Dans cet essai, il y a également tout un chapitre consacré aux applications de suivi menstruel, qui à leur manière, profite également des menstruations pour se faire de l'argent.
Mais la meilleure façon de résumer ce livre se trouve peut-être dans ces quelques lignes que l'on peut lire à la fin de l'essai : « L'industrie des produits menstruels a su jouer de ces ambivalences, en décrivant les femmes comme handicapées physiquement et socialement par leurs règles, mais « libérées » par les produits menstruels; en répétant que les règles étaient un processus normal, tout en l'entourant de précautions et de secrets; en employant des femmes, tout en leur donnant des positions subordonnées; en prétendant les guider dans la gestion de leur vie intime, tout en revendant leurs données à ce sujet… »
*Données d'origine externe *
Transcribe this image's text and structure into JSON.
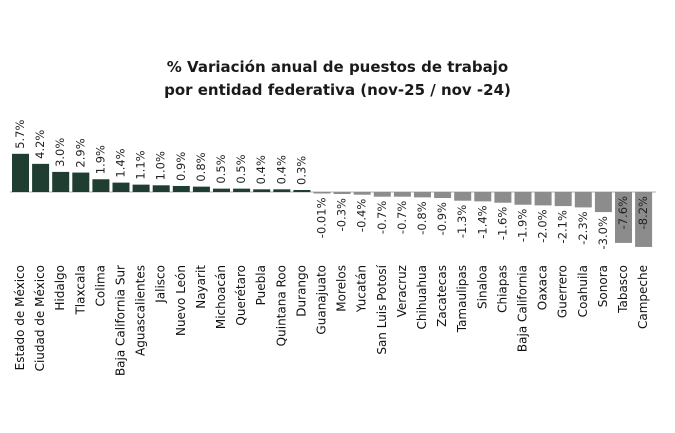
{
  "chart_data": {
    "type": "bar",
    "title": "% Variación anual de puestos de trabajo",
    "subtitle": "por entidad federativa (nov-25 / nov -24)",
    "xlabel": "",
    "ylabel": "",
    "ylim": [
      -8.2,
      5.7
    ],
    "grid": false,
    "legend": "none",
    "colors": {
      "positive": "#1f3d30",
      "negative": "#8c8c8c",
      "axis": "#bfbfbf"
    },
    "categories": [
      "Estado de México",
      "Ciudad de México",
      "Hidalgo",
      "Tlaxcala",
      "Colima",
      "Baja California Sur",
      "Aguascalientes",
      "Jalisco",
      "Nuevo León",
      "Nayarit",
      "Michoacán",
      "Querétaro",
      "Puebla",
      "Quintana Roo",
      "Durango",
      "Guanajuato",
      "Morelos",
      "Yucatán",
      "San Luis Potosí",
      "Veracruz",
      "Chihuahua",
      "Zacatecas",
      "Tamaulipas",
      "Sinaloa",
      "Chiapas",
      "Baja California",
      "Oaxaca",
      "Guerrero",
      "Coahuila",
      "Sonora",
      "Tabasco",
      "Campeche"
    ],
    "values": [
      5.7,
      4.2,
      3.0,
      2.9,
      1.9,
      1.4,
      1.1,
      1.0,
      0.9,
      0.8,
      0.5,
      0.5,
      0.4,
      0.4,
      0.3,
      -0.01,
      -0.3,
      -0.4,
      -0.7,
      -0.7,
      -0.8,
      -0.9,
      -1.3,
      -1.4,
      -1.6,
      -1.9,
      -2.0,
      -2.1,
      -2.3,
      -3.0,
      -7.6,
      -8.2
    ],
    "labels": [
      "5.7%",
      "4.2%",
      "3.0%",
      "2.9%",
      "1.9%",
      "1.4%",
      "1.1%",
      "1.0%",
      "0.9%",
      "0.8%",
      "0.5%",
      "0.5%",
      "0.4%",
      "0.4%",
      "0.3%",
      "-0.01%",
      "-0.3%",
      "-0.4%",
      "-0.7%",
      "-0.7%",
      "-0.8%",
      "-0.9%",
      "-1.3%",
      "-1.4%",
      "-1.6%",
      "-1.9%",
      "-2.0%",
      "-2.1%",
      "-2.3%",
      "-3.0%",
      "-7.6%",
      "-8.2%"
    ]
  }
}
C'est donc un livre très complet, très documenté, que je vous invite vraiment à lire. Sans être forcément d'accord sur tous les points de vue, il a le mérite de nous ouvrir les yeux sur l'industrie des protections menstruelles et ses conséquences sur les personnes menstruées.
D'ailleurs, le mot « protection » en lui-même, quand on y pense, ne continue-t-il pas à alimenter ce tabou des règles ? Pourquoi se protéger de quelque chose de complètement naturel ?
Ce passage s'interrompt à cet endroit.